Let’s hope this is an anomaly, and not a sign of what is to come over the next two months, but it looks like the campaign for Mayor is starting to get a little nasty.

There is a lot of veiled language in those exchanges through the media, and I think it is up to me, as an completely independent voter and someone in no way qualified to attach assumptions to anyone else’s use of language to provide a bit of clarity about that everyone is talking about here.

Here is what everyone is talking about, and what these euphemisms really mean:

An asteroid is generally reserved now for rocky bodies in the inner solar system, almost all found within the “asteroid belt” between Mars and Jupiter. Small rocky objects further out are generally classified as Kupier-Belt objects or Trans-Neptunian objects, etc. based on where they are located. Asteroids are different than comets in that the latter are in highly elliptical orbits and feature “tails” of off-gassing volatiles when they get close enough to the sun to facilitate sublimation.

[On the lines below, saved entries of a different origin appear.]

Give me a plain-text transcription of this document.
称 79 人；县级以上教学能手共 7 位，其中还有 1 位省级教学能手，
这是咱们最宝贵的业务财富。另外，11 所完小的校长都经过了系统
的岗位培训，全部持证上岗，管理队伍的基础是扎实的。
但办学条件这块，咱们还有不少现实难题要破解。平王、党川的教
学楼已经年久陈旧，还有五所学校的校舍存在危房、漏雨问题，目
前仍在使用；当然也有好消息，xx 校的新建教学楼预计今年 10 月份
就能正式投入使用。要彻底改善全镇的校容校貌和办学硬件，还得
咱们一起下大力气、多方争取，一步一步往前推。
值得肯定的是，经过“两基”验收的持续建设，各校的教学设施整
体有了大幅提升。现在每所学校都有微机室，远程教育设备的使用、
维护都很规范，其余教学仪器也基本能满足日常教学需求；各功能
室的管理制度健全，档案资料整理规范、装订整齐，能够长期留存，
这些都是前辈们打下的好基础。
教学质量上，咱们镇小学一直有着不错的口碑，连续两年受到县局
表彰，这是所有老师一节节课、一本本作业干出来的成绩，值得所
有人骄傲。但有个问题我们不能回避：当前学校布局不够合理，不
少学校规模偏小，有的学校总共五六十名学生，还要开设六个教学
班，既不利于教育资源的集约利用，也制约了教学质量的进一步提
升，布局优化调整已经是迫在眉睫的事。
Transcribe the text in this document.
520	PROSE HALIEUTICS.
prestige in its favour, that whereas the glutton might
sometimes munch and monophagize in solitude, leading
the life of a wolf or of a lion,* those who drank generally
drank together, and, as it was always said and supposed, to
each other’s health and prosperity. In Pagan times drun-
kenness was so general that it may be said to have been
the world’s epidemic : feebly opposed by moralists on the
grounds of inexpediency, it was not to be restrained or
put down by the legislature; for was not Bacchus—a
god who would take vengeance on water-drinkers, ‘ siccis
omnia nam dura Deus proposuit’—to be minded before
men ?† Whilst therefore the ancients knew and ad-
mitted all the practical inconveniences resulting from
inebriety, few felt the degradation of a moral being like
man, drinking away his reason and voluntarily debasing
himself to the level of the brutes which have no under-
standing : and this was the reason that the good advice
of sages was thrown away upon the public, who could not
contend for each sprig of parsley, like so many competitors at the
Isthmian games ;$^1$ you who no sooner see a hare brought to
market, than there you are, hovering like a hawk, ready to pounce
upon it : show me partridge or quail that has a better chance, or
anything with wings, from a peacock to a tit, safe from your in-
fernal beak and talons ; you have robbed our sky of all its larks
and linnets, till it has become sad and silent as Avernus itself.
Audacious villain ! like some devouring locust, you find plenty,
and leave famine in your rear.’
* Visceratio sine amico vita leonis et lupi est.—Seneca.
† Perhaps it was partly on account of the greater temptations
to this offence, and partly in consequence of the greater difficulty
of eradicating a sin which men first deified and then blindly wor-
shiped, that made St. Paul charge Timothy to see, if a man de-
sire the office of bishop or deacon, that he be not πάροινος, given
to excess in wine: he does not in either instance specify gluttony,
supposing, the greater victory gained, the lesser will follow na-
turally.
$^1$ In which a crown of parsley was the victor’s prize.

Although they range from dust size, a few asteroids are very large: Ceres is the third largest “dwarf planet” (after the trans-Neptunian object Eris and former-planet Pluto), and is big enough to have collapsed into a sphere under its own gravity. It is about 1/10th the size of our own moon, but it is an asteroid nonetheless.

Clearly, the Crosty press release did not fairly characterize asteroids. It is unlikely any “dirt” would be found on an asteroid (“dirt” is usually reserved for organic materials or organic-mineral mixes, like soil), and asteroids do not roam aimlessly through space, but have been locked in stable orbits around the sun for billions of years. That said, a small group of asteroids in the inner solar system are in orbits that may occasionally intersect the Earth. Small ones will form shooting stars, large ones will cause catastrophic destruction on the planet.

Now, we all know “shooting stars” are not stars at all, but are small objects entering earth’s atmosphere and falling to earth so fast that they cause a superheated shockwave in the air in front of them, and heat up to thousands of degrees. The majority of these “shooting starts” were previously asteroids, although most are dust-sized, with very few as big as a baseball. These burn up 100km above the surface, and only glow for a few seconds at most before they completely vapourize. Only the rarest, largest, and brightest “shooting stars” survive to make on impact on the earth. And very much fewer of these create a big enough impact to be destructive.

But you can’t have a destructive asteroid without if first becoming a shooting star, even for a brief moment.

I think in politics, it is important that we define our terms, especially when someone plays the asteroid card.